Once I found myself at a cocktail party at the Metropolitan Museum of Art (MET) in New York City. Aside from its iconicity - the MET has probably been pictured and featured in hundreds, if not thousands, of movies and televisions programs worldwide - this museum holds to me that persistent moving image of someone arriving in a limo and going up the front steps in fancy dress. Though I got out of a yellow cab (another NYC icon), and did not wear exactly a suit, the interior experience also matched what I had seen on the screen. That was obviously not my first visit to the MET, but it was the first time I went there at night, and drank cocktails from an open bar. The reception I was invited to took place in the main lobby and, through a heavily guarded and velvet-roped set of pathways, at the Temple of Dendur in the Egyptian Art department. To imagine the scale of this museum, picture a supersized DIA. I often refer to that particular display as the “pyramid inside the museum,” though of course it is neither a pyramid, nor there is one (full scale) inside the museum. The setting for that temple, a fragment from a larger structure that was given to the US in the 60s, is quite breathtaking (in my view one of the most beautiful museum interiors in North America), especially that night, with dramatic lighting, candles set low by the water, and hundreds of people wearing black.
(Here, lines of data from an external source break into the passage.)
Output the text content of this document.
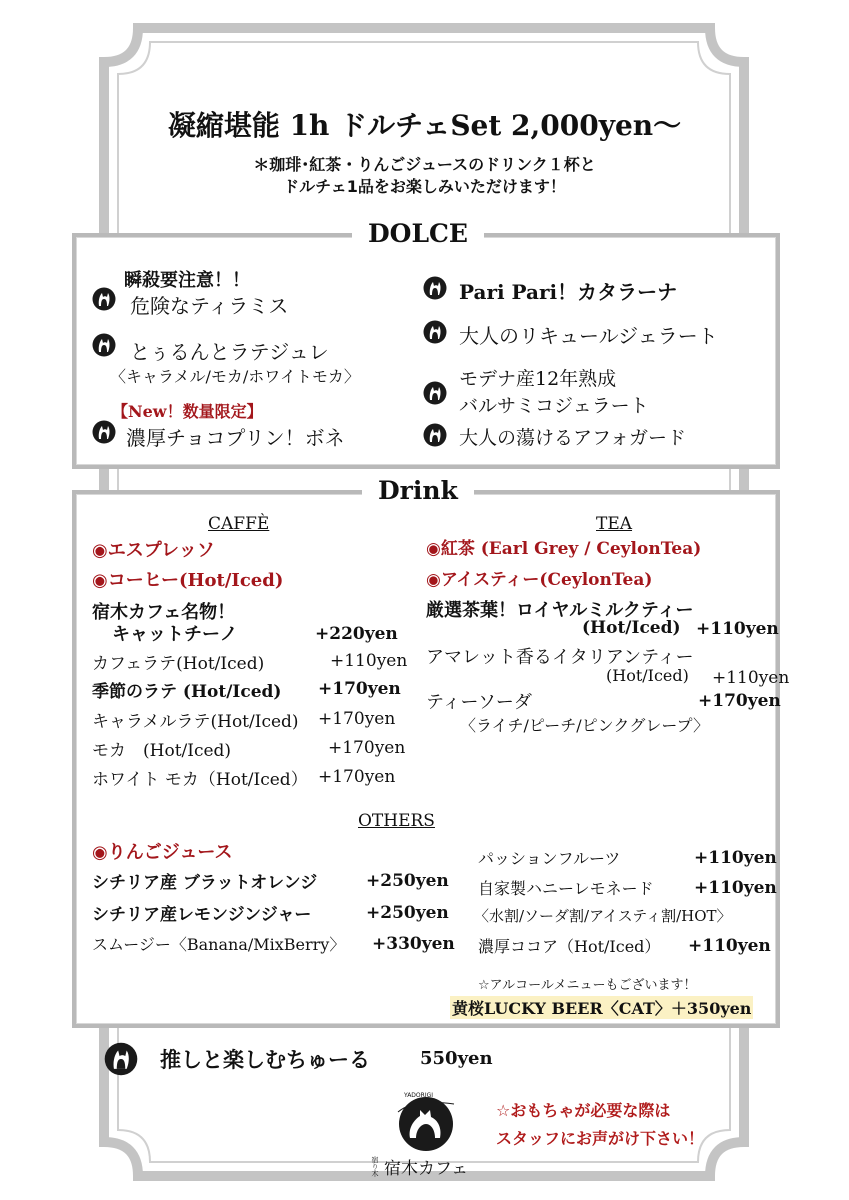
凝縮堪能 1h ドルチェSet 2,000yen〜
＊珈琲･紅茶・りんごジュースのドリンク１杯と
ドルチェ1品をお楽しみいただけます！
DOLCE
瞬殺要注意！！
危険なティラミス
とぅるんとラテジュレ
〈キャラメル/モカ/ホワイトモカ〉
【New！数量限定】
濃厚チョコプリン！ボネ
Pari Pari！カタラーナ
大人のリキュールジェラート
モデナ産12年熟成
バルサミコジェラート
大人の蕩けるアフォガード
Drink
CAFFÈ
◉エスプレッソ
◉コーヒー(Hot/Iced)
宿木カフェ名物！
キャットチーノ	+220yen
カフェラテ(Hot/Iced)	+110yen
季節のラテ (Hot/Iced) +170yen
キャラメルラテ(Hot/Iced) +170yen
モカ　(Hot/Iced)	+170yen
ホワイト モカ（Hot/Iced） +170yen
TEA
◉紅茶 (Earl Grey / CeylonTea)
◉アイスティー(CeylonTea)
厳選茶葉！ロイヤルミルクティー
(Hot/Iced) +110yen
アマレット香るイタリアンティー
(Hot/Iced) +110yen
ティーソーダ	+170yen
〈ライチ/ピーチ/ピンクグレープ〉
OTHERS
◉りんごジュース
シチリア産 ブラットオレンジ	+250yen
シチリア産レモンジンジャー	+250yen
スムージー〈Banana/MixBerry〉 +330yen
パッションフルーツ	+110yen
自家製ハニーレモネード +110yen
〈水割/ソーダ割/アイスティ割/HOT〉
濃厚ココア（Hot/Iced） +110yen
☆アルコールメニューもございます！
黄桜LUCKY BEER〈CAT〉＋350yen
推しと楽しむちゅーる	550yen
YADORIGI
宿り木 宿木カフェ
☆おもちゃが必要な際は
スタッフにお声がけ下さい！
As I sipped my Pinot Grigio and scanned the crowd for familiar faces, I could not but think of another party at a museum I found myself in, a week before then: the opening reception for the LifeStories and Miracle and Jokes, Circle Disk Rotation and 22 Lost Signs of the Zodiac exhibitions at the Museum of Contemporary Art Detroit (MOCAD). The crowd there was decidedly younger and more colorful, both in attire and appearance. The mood was way more festive and inclusive, perhaps due to the affordable drinks at the cash bar and the music line-up for the evening. I smiled wondering what the reaction at the MET would be if I began dancing as I did at MOCAD, when DJ Spooky was spinning.
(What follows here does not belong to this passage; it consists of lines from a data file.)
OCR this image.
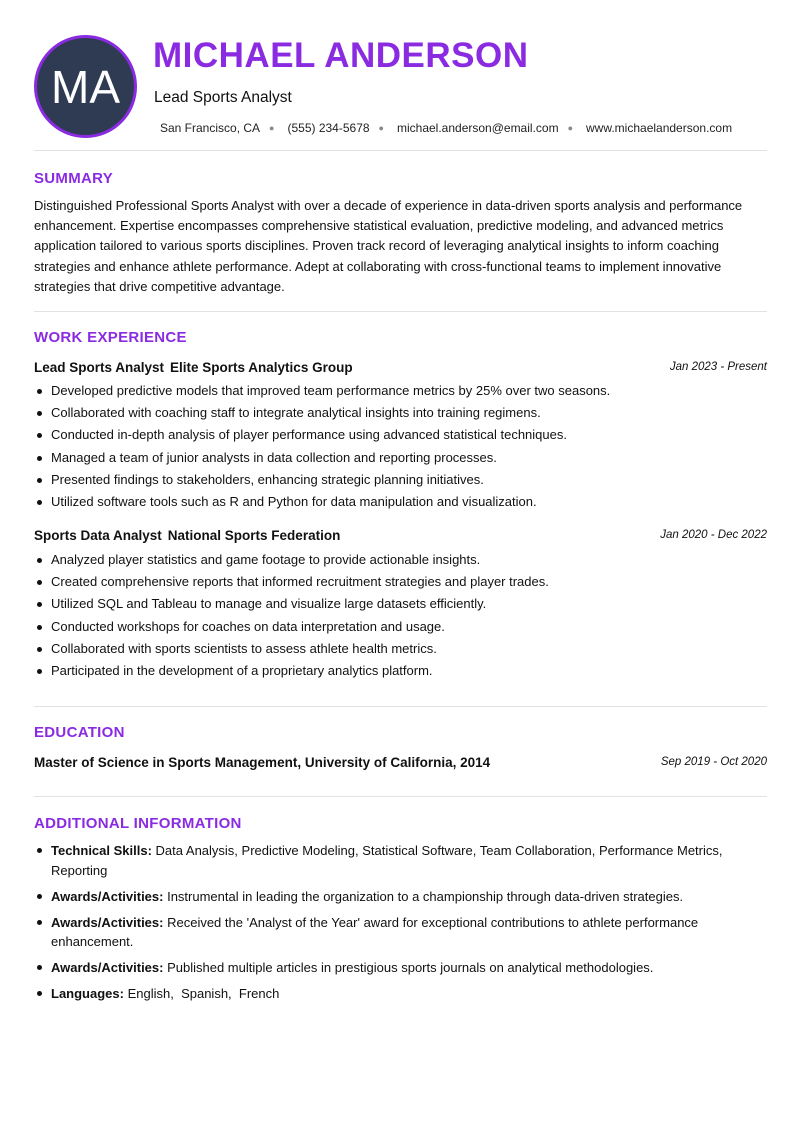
MA
MICHAEL ANDERSON
Lead Sports Analyst
San Francisco, CA ● (555) 234-5678 ● michael.anderson@email.com ● www.michaelanderson.com
SUMMARY

Distinguished Professional Sports Analyst with over a decade of experience in data-driven sports analysis and performance enhancement. Expertise encompasses comprehensive statistical evaluation, predictive modeling, and advanced metrics application tailored to various sports disciplines. Proven track record of leveraging analytical insights to inform coaching strategies and enhance athlete performance. Adept at collaborating with cross-functional teams to implement innovative strategies that drive competitive advantage.

WORK EXPERIENCE
Lead Sports Analyst Elite Sports Analytics Group	Jan 2023 - Present
Developed predictive models that improved team performance metrics by 25% over two seasons.
Collaborated with coaching staff to integrate analytical insights into training regimens.
Conducted in-depth analysis of player performance using advanced statistical techniques.
Managed a team of junior analysts in data collection and reporting processes.
Presented findings to stakeholders, enhancing strategic planning initiatives.
Utilized software tools such as R and Python for data manipulation and visualization.
Sports Data Analyst National Sports Federation	Jan 2020 - Dec 2022
Analyzed player statistics and game footage to provide actionable insights.
Created comprehensive reports that informed recruitment strategies and player trades.
Utilized SQL and Tableau to manage and visualize large datasets efficiently.
Conducted workshops for coaches on data interpretation and usage.
Collaborated with sports scientists to assess athlete health metrics.
Participated in the development of a proprietary analytics platform.
EDUCATION
Master of Science in Sports Management, University of California, 2014	Sep 2019 - Oct 2020
ADDITIONAL INFORMATION
Technical Skills: Data Analysis, Predictive Modeling, Statistical Software, Team Collaboration, Performance Metrics, Reporting
Awards/Activities: Instrumental in leading the organization to a championship through data-driven strategies.
Awards/Activities: Received the 'Analyst of the Year' award for exceptional contributions to athlete performance enhancement.
Awards/Activities: Published multiple articles in prestigious sports journals on analytical methodologies.
Languages: English,  Spanish,  French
Traditional Art museums, such as the MET (and the DIA for that matter), have a particular mission and format they follow. Museums are generally know as repositories of knowledge and artifact, with exhibitions open for the public at large. Museums have their focus on a particular discipline and/or revolve around a particular theme or collection (a Natural History museum, versus a Hall of Fame for example); an Art museum usually collects and displays art, artifacts, art objects and/or objet d’art (and Art). Many museums began as private collections (think of a curio cabinet, again supersized) from wealthy patrons that, because of an increasing number and/or lack of space, ended up building stand-alone structures to house their beloved possessions – a situation that occurs even today (Miami is known for such family holdings in the U.S. but I bet they exist in every major city in the world). Eventually many of these collections get donated, combined or added to public or semi-public institution, a old practice that still happens today (if you read the labels beside an art work, its provenance might be attributed to a family or a private archive).
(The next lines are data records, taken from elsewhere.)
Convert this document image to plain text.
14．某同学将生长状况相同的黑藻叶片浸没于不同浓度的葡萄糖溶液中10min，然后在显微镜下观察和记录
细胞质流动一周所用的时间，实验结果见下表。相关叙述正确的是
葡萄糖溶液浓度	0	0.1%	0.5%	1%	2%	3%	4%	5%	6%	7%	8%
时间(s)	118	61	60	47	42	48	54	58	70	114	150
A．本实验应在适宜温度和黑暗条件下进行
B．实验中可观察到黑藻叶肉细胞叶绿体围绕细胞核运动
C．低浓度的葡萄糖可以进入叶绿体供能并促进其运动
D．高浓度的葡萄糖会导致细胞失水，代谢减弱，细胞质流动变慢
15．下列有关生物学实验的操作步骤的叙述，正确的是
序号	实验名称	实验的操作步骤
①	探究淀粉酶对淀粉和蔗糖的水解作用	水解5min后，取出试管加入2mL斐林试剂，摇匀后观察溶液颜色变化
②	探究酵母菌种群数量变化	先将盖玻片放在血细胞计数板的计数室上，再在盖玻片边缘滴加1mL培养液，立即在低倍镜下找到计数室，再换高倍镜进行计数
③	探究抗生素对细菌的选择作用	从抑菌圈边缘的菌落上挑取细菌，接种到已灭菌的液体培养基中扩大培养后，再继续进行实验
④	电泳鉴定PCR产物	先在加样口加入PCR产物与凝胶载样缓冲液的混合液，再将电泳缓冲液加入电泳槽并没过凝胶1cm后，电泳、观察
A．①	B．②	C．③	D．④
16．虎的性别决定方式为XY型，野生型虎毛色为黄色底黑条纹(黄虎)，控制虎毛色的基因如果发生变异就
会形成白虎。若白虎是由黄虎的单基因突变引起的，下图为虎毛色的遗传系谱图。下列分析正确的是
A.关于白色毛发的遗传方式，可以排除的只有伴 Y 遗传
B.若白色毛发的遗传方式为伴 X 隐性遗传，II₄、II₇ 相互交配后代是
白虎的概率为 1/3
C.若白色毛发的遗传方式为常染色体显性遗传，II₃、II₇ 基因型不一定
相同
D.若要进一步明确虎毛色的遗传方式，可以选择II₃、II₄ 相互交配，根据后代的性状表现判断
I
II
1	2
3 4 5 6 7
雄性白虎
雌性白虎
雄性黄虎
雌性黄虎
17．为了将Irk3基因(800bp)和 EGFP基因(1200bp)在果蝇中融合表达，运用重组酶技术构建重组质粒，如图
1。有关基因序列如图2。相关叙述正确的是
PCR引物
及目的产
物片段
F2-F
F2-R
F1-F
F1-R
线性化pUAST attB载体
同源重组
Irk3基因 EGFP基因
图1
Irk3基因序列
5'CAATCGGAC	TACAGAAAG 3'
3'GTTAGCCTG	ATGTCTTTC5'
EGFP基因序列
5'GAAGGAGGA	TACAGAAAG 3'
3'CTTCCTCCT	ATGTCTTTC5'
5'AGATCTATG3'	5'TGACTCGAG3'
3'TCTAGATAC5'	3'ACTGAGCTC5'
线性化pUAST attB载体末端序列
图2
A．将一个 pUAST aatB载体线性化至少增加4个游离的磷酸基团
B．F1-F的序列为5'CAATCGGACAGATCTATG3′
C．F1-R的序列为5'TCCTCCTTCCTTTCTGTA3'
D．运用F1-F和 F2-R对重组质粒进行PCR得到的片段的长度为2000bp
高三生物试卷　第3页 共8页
What sets MOCAD apart from this traditional understanding of museum is the fact that MOCAD does not have a permanent, or even semi-permanent, collection. Much of it is due to the young age of this institution, its current facility (an old, retrofitted car dealership on Woodward Avenue, south of the DIA), as well as its mission and commitment with the “now.” But there are other areas in which MOCAD stands out from the rest (at least around here). This is not common but present in museums world-wide, usually at their infancy (the MCA in Chicago did not begin acquiring a permanent collection until the 1980s). Another somewhat similarly atypical museum in this region is the Cranbrook Art Museum in Bloomfield Hills. Cranbrook has a collection of its own, but its focus is deeply rooted in its Academy, programs and community, which altogether engenders a particular vibe to the place (Cranbrook could be seen as an analogue to the School of The Art Institute of Chicago+The Art Institute of Chicago, but Cranbrook’s extensive educational community component sets it apart from any categorization). We have commercial art galleries, such as The Butcher’s Daughter Gallery  and lemberg Gallery in Ferndale, that operate almost as a museum, with curatorial, thematic exhibitions (as opposed to exclusively artist-proposed ones) and salon/presentation discussion events. We also have patrons whose extensive Art collection are managed by full time curators. The blurring of traditional lines also cut across our regional University Art galleries, Art Centers, non-profit organizations, alternative spaces, and so forth.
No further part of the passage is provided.